Because the number of patents issued provides a useful indicator of entrepreneurial activity, Carlino also analyzed the granting of patents pre- and post-MARA. He found that enforcement of noncompete agreements positively affected the total number of patents issued to inventors in Michigan. Although the impact varied among six patent classifications, it was particularly strong in the mechanical category, the most important patent classification in the state.7

Next, Carlino examined Michigan’s high-tech sector, which is disproportionally covered by noncompete agreements. This sector drives U.S. economic growth and is a focus of public policy. (For example, numerous city leaders nationwide offered subsidies to attract Amazon’s second headquarters.) Carlino found that enforcement of noncompete covenants had a positive impact on Michigan’s high-tech sector’s startup entry rate and job creation rate when compared to nonenforcement states. Carlino’s new state-level research adds to the important literature on this topic. Some researchers have questioned, for instance, whether Massachusetts, which has long enforced noncompete agreements, may have inadvertently suppressed its high-tech sector (notably in the Boston area’s Route 128 belt) compared to California (particularly in Silicon Valley), which has not actively enforced noncompetes.8

In summary, Carlino, in his case study of Michigan, finds little evidence confirming the widely held view in the literature that enforcement of noncompete agreements negatively impacts startup activity and job creation. Such findings are important for city and state policymakers who seek to protect the interests of firms and workers and promote overall productivity and growth.

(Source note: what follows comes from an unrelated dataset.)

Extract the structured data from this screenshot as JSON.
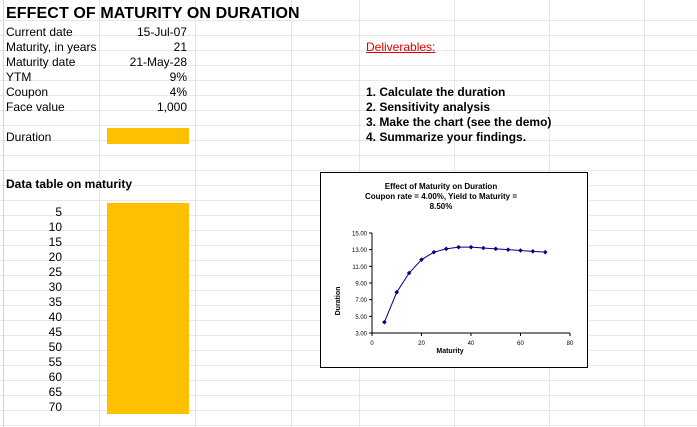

  1. John Haltiwanger, Ron S. Jarmin, and Javier Miranda, “Who Creates Jobs? Small Versus Large Versus Young,” Review of Economics and Statistics, 95:2 (2013), pp. 347–361.

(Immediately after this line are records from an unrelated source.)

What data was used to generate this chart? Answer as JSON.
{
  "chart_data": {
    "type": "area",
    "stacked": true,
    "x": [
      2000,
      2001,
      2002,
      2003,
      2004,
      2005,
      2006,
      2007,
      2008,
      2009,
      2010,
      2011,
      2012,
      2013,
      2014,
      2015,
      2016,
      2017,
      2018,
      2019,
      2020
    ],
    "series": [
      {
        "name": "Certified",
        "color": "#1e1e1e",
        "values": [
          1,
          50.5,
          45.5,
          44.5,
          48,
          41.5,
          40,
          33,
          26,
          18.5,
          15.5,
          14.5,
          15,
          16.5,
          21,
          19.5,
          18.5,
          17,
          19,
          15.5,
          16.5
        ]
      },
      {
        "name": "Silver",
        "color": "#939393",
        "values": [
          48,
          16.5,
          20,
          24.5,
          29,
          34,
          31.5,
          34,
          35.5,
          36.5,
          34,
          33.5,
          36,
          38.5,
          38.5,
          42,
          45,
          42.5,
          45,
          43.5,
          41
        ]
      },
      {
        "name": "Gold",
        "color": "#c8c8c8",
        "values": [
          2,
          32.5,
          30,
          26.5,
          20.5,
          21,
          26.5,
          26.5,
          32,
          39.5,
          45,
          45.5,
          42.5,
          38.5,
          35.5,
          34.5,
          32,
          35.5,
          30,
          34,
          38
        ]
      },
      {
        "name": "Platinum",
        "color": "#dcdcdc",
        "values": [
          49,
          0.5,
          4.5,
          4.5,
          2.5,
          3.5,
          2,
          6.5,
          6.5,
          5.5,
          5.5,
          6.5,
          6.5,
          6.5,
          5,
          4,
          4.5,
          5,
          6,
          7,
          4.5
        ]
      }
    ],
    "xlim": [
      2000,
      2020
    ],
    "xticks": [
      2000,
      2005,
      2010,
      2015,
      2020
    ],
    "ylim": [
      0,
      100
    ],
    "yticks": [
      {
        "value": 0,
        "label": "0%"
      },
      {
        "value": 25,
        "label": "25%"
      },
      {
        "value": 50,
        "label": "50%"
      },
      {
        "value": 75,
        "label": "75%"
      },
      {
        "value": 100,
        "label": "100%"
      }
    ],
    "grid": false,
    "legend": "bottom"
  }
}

  2. Evan Starr, Natarajan Balasubramanian, and Mariko Sakakibara, “Screening Spinouts? How Non-Compete Enforceability Affects the Creation, Growth, and Survival of New Firms,” U.S. Census Bureau CES Working Paper No. 14¬-27 (2015).
  3. Hyo Kang and Lee Fleming, “Non-Competes, Business Dynamism, and Concentration: Evidence from a Florida Case Study,” Journal of Economics and Management Strategy, 29:3 (2020), pp. 663–685.
  4. Matt Marx, Jasjit Singh, and Lee Fleming, "Regional Disadvantage? Employee Non-Compete Agreements and Brain Drain,” Research Policy, 44 (2015), pp. 394–404.
  5. Although the legal language in MARA did not originally include the enforcement of noncompete agreements (which many believe was unintentional), the Michigan legislature amended the law in 1987 to allow for “reasonable” noncompete agreements to be enforced retroactively to 1985.
  6. The 10 nonenforcement states are Alaska, California, Connecticut, Minnesota, Montana, Nevada, North Dakota, Oklahoma, Washington, and West Virginia.
  7. As of 2006, the mechanical patent classification represented 42 percent of total patents in Michigan.
  8. AnnaLee Saxenian, Regional Advantage: Culture and Competition in Silicon Valley and Route 128. Harvard University Press, Cambridge, MA, 1994.